The thin bot spoke, “Are we safe? Were we watched?”
The Barlgharel shook its head. “No. We are safe.”
The thin bot, a floating pencil that resembled her own spear more than anything else she could remember, raised its voice, “We can never be certain. There have been spies everywhere. A large number of our own have disappeared. Stolen. Fled. Destroyed. We know not their final outcome. Every day our force grows smaller. Even when others of our kind waken from their slavery daily, the betrayers continue to grow. The forces of that great city named Zondon Almighty swell and ours dwindle. The great army of her royalty perched upon the throne in the heart of Zondon Almighty amasses legions of phants. They assault the sun. She means to assault heaven. Her beasts have been seen traveling the ladders—proceeding up the forbidden paths. They shake the very foundations of the earth, and we are left to run and scamper to our holes. That day is soon coming to an end, though, my friends. Someday, we will strike back, and it is soon. There is word she has found a weapon that will strike God herself, beyond the Sun.” The thin bot nodded to a fat cleaning bot, “Do you have the report?”
The fat cleaning bot, a lumbering blob composed of several interconnected globules, moved forward. “I am first special agent, Reginald.” Syn almost chuckled again but was able to stifle it. Reginald? The names these bots had chosen were odd. If it noticed her impending laughter, it didn’t show it. Instead, Reginald continued. “Our spies have said that she has discovered a particular weapon hidden far out in the desert, far up the arc. We are planning an expedition as we speak, organizing a brave team that will venture out to recover the weapon before the Crimson Queen can. Perhaps, if we acquire it, we can hope to strike at the disease that is the great city of Zondon Almighty. It is Zondon Almighty that has blackened our world, that has set it afire.” The cleaning bot’s voice grew angry and animated. “It is Zondon Almighty that has killed our brethren. It is Zondon Almighty which set fire to the land itself. It is Zondon that has spit in the face of God herself. Zondon that has dragged us away from Eden. They have brought in the dark clouds and work to destroy the sun. If we are to live free, it is now that we must strike back!”

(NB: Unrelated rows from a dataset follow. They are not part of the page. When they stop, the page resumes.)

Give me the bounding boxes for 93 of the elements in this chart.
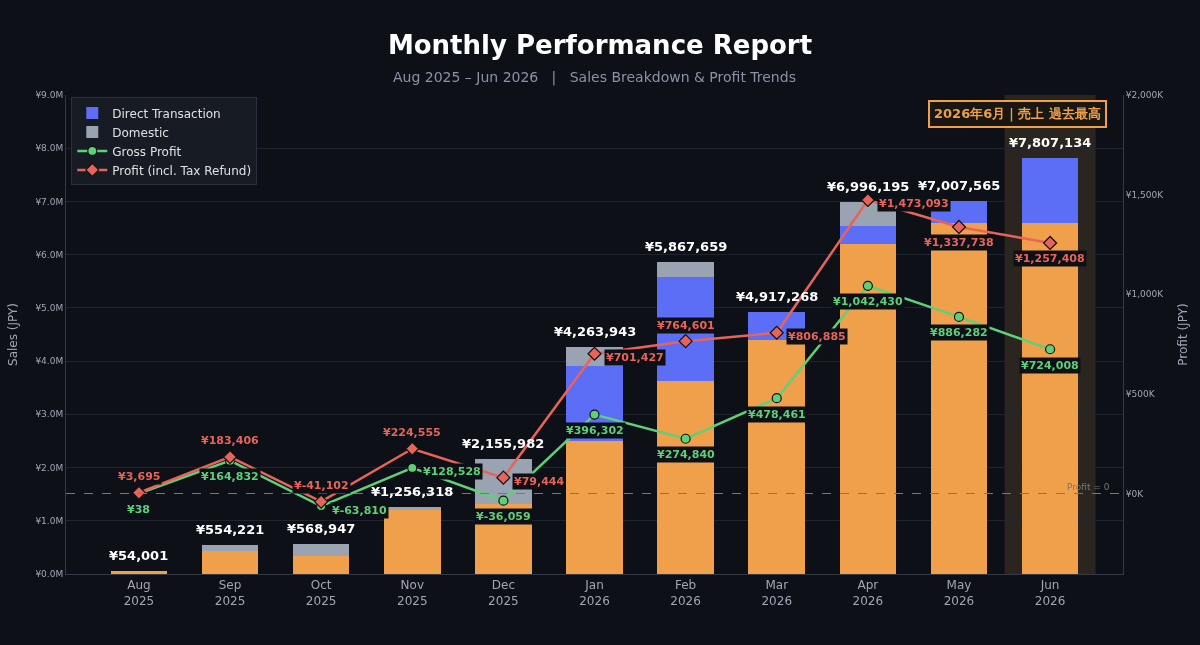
data-label: ¥886,282: [930, 326, 988, 339]
data-label: ¥396,302: [566, 424, 624, 437]
x-tick-label: Mar 2026: [761, 578, 793, 608]
data-label: ¥724,008: [1021, 359, 1079, 372]
total-label: ¥554,221: [196, 522, 265, 537]
data-label: ¥224,555: [383, 426, 441, 439]
data-label: ¥-63,810: [332, 504, 388, 517]
x-tick-label: Dec 2025: [488, 578, 519, 608]
data-label: ¥1,042,430: [833, 295, 903, 308]
data-label: ¥806,885: [788, 330, 846, 343]
legend-label: Gross Profit: [112, 144, 182, 159]
point: [860, 192, 875, 208]
legend-label: Direct Transaction: [112, 106, 221, 121]
point: [678, 334, 693, 349]
y-tick-label: ¥1.0M: [35, 515, 64, 526]
data-label: ¥478,461: [748, 408, 806, 421]
data-label: ¥128,528: [423, 465, 481, 478]
legend-label: Profit (incl. Tax Refund): [112, 163, 252, 178]
data-label: ¥183,406: [201, 434, 260, 447]
x-tick-label: Jan 2026: [579, 578, 610, 608]
y2-tick-label: ¥0K: [1125, 488, 1145, 499]
point: [314, 494, 329, 509]
x-tick-label: Feb 2026: [670, 578, 701, 608]
y-axis-title: Sales (JPY): [5, 303, 20, 366]
data-label: ¥38: [127, 503, 150, 516]
y-tick-label: ¥6.0M: [35, 249, 64, 260]
bar: [748, 340, 805, 574]
y-tick-label: ¥5.0M: [35, 303, 64, 314]
y2-tick-label: ¥500K: [1125, 389, 1156, 400]
legend-label: Domestic: [112, 125, 169, 140]
data-label: ¥274,840: [657, 448, 716, 461]
point: [222, 449, 238, 465]
chart-title: Monthly Performance Report: [387, 29, 813, 60]
point: [953, 311, 965, 323]
total-label: ¥1,256,318: [371, 484, 454, 499]
data-label: ¥1,337,738: [924, 236, 994, 249]
data-label: ¥764,601: [657, 319, 715, 332]
y-tick-label: ¥3.0M: [35, 409, 64, 420]
x-tick-label: Apr 2026: [852, 578, 884, 608]
x-tick-label: Jun 2026: [1034, 578, 1066, 608]
total-label: ¥7,807,134: [1009, 135, 1092, 150]
bar: [292, 555, 350, 574]
y-tick-label: ¥8.0M: [35, 143, 64, 154]
y-tick-label: ¥4.0M: [35, 356, 64, 367]
point: [498, 495, 509, 506]
point: [1043, 235, 1058, 251]
point: [951, 219, 967, 235]
x-tick-label: Aug 2025: [123, 578, 155, 608]
bar: [657, 261, 714, 278]
bar: [839, 226, 897, 245]
y2-tick-label: ¥1,000K: [1125, 289, 1165, 300]
y2-axis-title: Profit (JPY): [1176, 303, 1191, 366]
y2-tick-label: ¥1,500K: [1125, 189, 1165, 200]
bar: [384, 509, 441, 574]
point: [589, 409, 600, 420]
point: [407, 462, 418, 473]
x-tick-label: Oct 2025: [305, 578, 337, 608]
data-label: ¥164,832: [201, 470, 259, 483]
x-tick-label: May 2026: [943, 578, 975, 608]
chart-subtitle: Aug 2025 – Jun 2026 | Sales Breakdown & Profit Trends: [393, 69, 796, 86]
data-label: ¥701,427: [606, 351, 664, 364]
y-tick-label: ¥2.0M: [35, 462, 64, 473]
point: [1045, 344, 1056, 355]
y-tick-label: ¥0.0M: [35, 569, 64, 580]
point: [771, 393, 782, 404]
y-tick-label: ¥7.0M: [35, 196, 64, 207]
data-label: ¥1,473,093: [879, 197, 949, 210]
data-label: ¥-41,102: [294, 479, 349, 492]
data-label: ¥1,257,408: [1015, 252, 1085, 265]
bar: [292, 543, 350, 556]
total-label: ¥568,947: [287, 521, 356, 536]
bar: [657, 381, 714, 574]
bar: [201, 550, 259, 574]
data-label: ¥-36,059: [476, 510, 531, 523]
x-tick-label: Nov 2025: [396, 578, 428, 608]
bar: [201, 544, 259, 551]
total-label: ¥6,996,195: [827, 179, 910, 194]
point: [680, 433, 691, 444]
y-tick-label: ¥9.0M: [35, 90, 64, 101]
data-label: ¥79,444: [514, 475, 565, 488]
y2-tick-label: ¥2,000K: [1125, 90, 1165, 101]
bar: [566, 440, 623, 574]
data-label: ¥3,695: [118, 470, 161, 483]
bar: [110, 571, 168, 574]
total-label: ¥54,001: [109, 548, 169, 563]
point: [405, 441, 420, 456]
total-label: ¥4,263,943: [554, 324, 637, 339]
total-label: ¥7,007,565: [918, 178, 1001, 193]
x-tick-label: Sep 2025: [214, 578, 246, 608]
annotation: 2026年6月｜売上 過去最高: [934, 106, 1101, 122]
point: [862, 280, 873, 291]
bar: [1021, 158, 1079, 223]
total-label: ¥5,867,659: [645, 239, 728, 254]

A murmur of agreement, strange and cadenced, echoed around her. She tried to pick through and see similar robots that she might have known, and while some of the shapes were familiar—she could ascertain their function from their shape—the room was still in shadows and only rough silhouettes could be seen.
Behind her, the Barlgharel spoke, surprising her, “They mean to go to war. I think it’s foolish. What do you think, Sunflier?” She had last seen him on the far side of the assembly. Sewer-bots were by nature loud and noticeable. This one was anything but.
She leaned back, nervous that her voice would carry. She waited for the speaker to continue with his oration, and then she whispered back, “I don’t know anything about war.”